Total receipts for the three months ended June 30 increased to $35.3 million from $24.3 million year over year.
Product sales contributed $21 million, a 71 percent increase year over year; services brought in $8.9 million, a 66 percent increase; and licensing and contracts fell 20 percent to $5.3 million.
The company attributed its revenue increase to Xenogen, which Caliper acquired last August in a stock deal valued at around $80 million, plus 10 percent organic growth in its product line driven by “Xenogen-related products.”
Caliper said it placed 32 IVIS imaging instruments in the quarter, which contributed a 31 percent increase for that product line compared to Xenogen's results from the second quarter of 2006 as a standalone firm.
Company CEO Kevin Hrusovsky said the company is "pleased" with its product and services pipeline development and "growth in new Xenogen products and drug discovery service offerings," as well as its microfluidic and automation products.

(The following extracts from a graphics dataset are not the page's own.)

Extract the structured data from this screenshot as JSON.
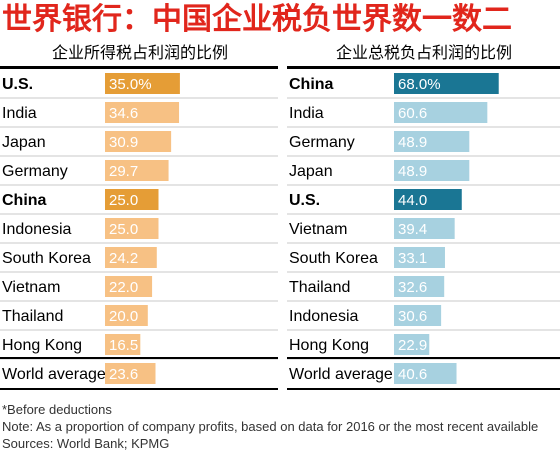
{
  "title": "世界银行：中国企业税负世界数一数二",
  "chart_data": [
    {
      "type": "bar",
      "subtitle": "企业所得税占利润的比例",
      "categories": [
        "U.S.",
        "India",
        "Japan",
        "Germany",
        "China",
        "Indonesia",
        "South Korea",
        "Vietnam",
        "Thailand",
        "Hong Kong",
        "World average"
      ],
      "value_labels": [
        "35.0%",
        "34.6",
        "30.9",
        "29.7",
        "25.0",
        "25.0",
        "24.2",
        "22.0",
        "20.0",
        "16.5",
        "23.6"
      ],
      "values": [
        35.0,
        34.6,
        30.9,
        29.7,
        25.0,
        25.0,
        24.2,
        22.0,
        20.0,
        16.5,
        23.6
      ],
      "highlighted": [
        "U.S.",
        "China"
      ],
      "bar_color": "#f7c184",
      "highlight_color": "#e59d36"
    },
    {
      "type": "bar",
      "subtitle": "企业总税负占利润的比例",
      "categories": [
        "China",
        "India",
        "Germany",
        "Japan",
        "U.S.",
        "Vietnam",
        "South Korea",
        "Thailand",
        "Indonesia",
        "Hong Kong",
        "World average"
      ],
      "value_labels": [
        "68.0%",
        "60.6",
        "48.9",
        "48.9",
        "44.0",
        "39.4",
        "33.1",
        "32.6",
        "30.6",
        "22.9",
        "40.6"
      ],
      "values": [
        68.0,
        60.6,
        48.9,
        48.9,
        44.0,
        39.4,
        33.1,
        32.6,
        30.6,
        22.9,
        40.6
      ],
      "highlighted": [
        "China",
        "U.S."
      ],
      "bar_color": "#a7d1e0",
      "highlight_color": "#1a7694"
    }
  ],
  "footnotes": {
    "before": "*Before deductions",
    "note": "Note: As a proportion of company profits, based on data for 2016 or the most recent available",
    "sources": "Sources: World Bank; KPMG"
  }
}
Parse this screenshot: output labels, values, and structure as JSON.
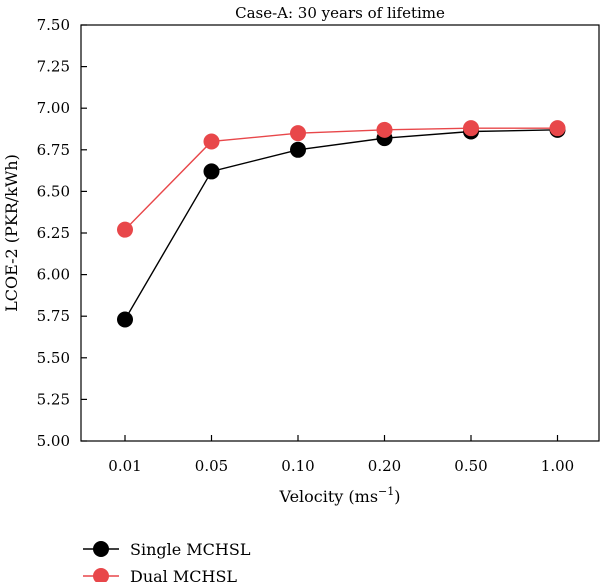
{
  "chart_data": {
    "type": "line",
    "title": "Case-A: 30 years of lifetime",
    "xlabel_main": "Velocity (ms",
    "xlabel_sup": "−1",
    "xlabel_end": ")",
    "ylabel": "LCOE-2 (PKR/kWh)",
    "categories": [
      "0.01",
      "0.05",
      "0.10",
      "0.20",
      "0.50",
      "1.00"
    ],
    "ylim": [
      5.0,
      7.5
    ],
    "yticks": [
      "5.00",
      "5.25",
      "5.50",
      "5.75",
      "6.00",
      "6.25",
      "6.50",
      "6.75",
      "7.00",
      "7.25",
      "7.50"
    ],
    "grid": false,
    "legend_position": "bottom-left, below plot",
    "series": [
      {
        "name": "Single MCHSL",
        "color": "#000000",
        "values": [
          5.73,
          6.62,
          6.75,
          6.82,
          6.86,
          6.87
        ]
      },
      {
        "name": "Dual MCHSL",
        "color": "#e8474a",
        "values": [
          6.27,
          6.8,
          6.85,
          6.87,
          6.88,
          6.88
        ]
      }
    ]
  }
}
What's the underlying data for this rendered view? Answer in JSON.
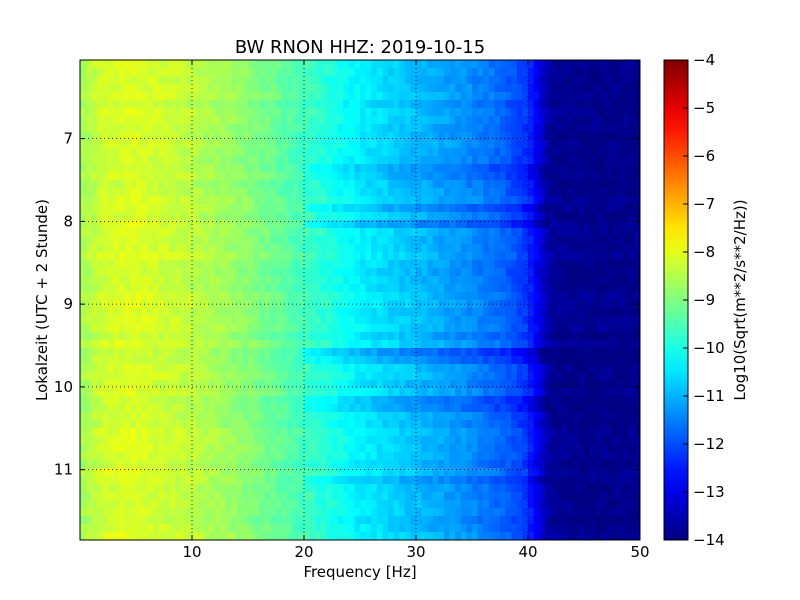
{
  "chart_data": {
    "type": "heatmap",
    "title": "BW RNON HHZ: 2019-10-15",
    "xlabel": "Frequency [Hz]",
    "ylabel": "Lokalzeit (UTC + 2 Stunde)",
    "xlim": [
      0,
      50
    ],
    "ylim": [
      6.05,
      11.85
    ],
    "y_inverted": true,
    "x_ticks": [
      10,
      20,
      30,
      40,
      50
    ],
    "x_tick_labels": [
      "10",
      "20",
      "30",
      "40",
      "50"
    ],
    "y_ticks": [
      7,
      8,
      9,
      10,
      11
    ],
    "y_tick_labels": [
      "7",
      "8",
      "9",
      "10",
      "11"
    ],
    "grid": true,
    "colormap": "jet",
    "colorbar": {
      "label": "Log10(Sqrt(m**2/s**2/Hz))",
      "range": [
        -14,
        -4
      ],
      "ticks": [
        -4,
        -5,
        -6,
        -7,
        -8,
        -9,
        -10,
        -11,
        -12,
        -13,
        -14
      ],
      "tick_labels": [
        "−4",
        "−5",
        "−6",
        "−7",
        "−8",
        "−9",
        "−10",
        "−11",
        "−12",
        "−13",
        "−14"
      ]
    },
    "spectrum_profile": {
      "frequency_hz": [
        0,
        2,
        5,
        10,
        15,
        20,
        25,
        30,
        35,
        38,
        40,
        42,
        45,
        50
      ],
      "log10_value": [
        -8.7,
        -8.2,
        -8.1,
        -8.4,
        -8.9,
        -9.6,
        -10.4,
        -10.9,
        -11.4,
        -11.8,
        -12.3,
        -13.8,
        -13.9,
        -13.9
      ]
    },
    "band_rows": [
      {
        "time": 7.85,
        "delta": -0.4
      },
      {
        "time": 8.05,
        "delta": -0.5
      },
      {
        "time": 7.35,
        "delta": -0.3
      },
      {
        "time": 7.45,
        "delta": -0.3
      },
      {
        "time": 9.6,
        "delta": -0.5
      },
      {
        "time": 9.7,
        "delta": -0.3
      },
      {
        "time": 10.2,
        "delta": -0.3
      },
      {
        "time": 11.1,
        "delta": -0.3
      }
    ]
  }
}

R&D spending increased to $6.6 million from $4.9 million year over year.
Net loss increased to $6.3 million from $2.1 million in the second quarter of 2006. Caliper said the wider loss reflects its “post acquisition cost structure.”
The company said it had around $11.5 million in cash and equivalents and $5 million in marketable securities as of June 30.
Caliper projects its full-year 2007 revenue will be between $137 million and $143 million, representing growth of between 27 percent and 33 percent over 2006 revenues.
Hrusovsky also said the company had taken several actions "that will result in approximately $2 million of annualized cost savings" in the coming quarter.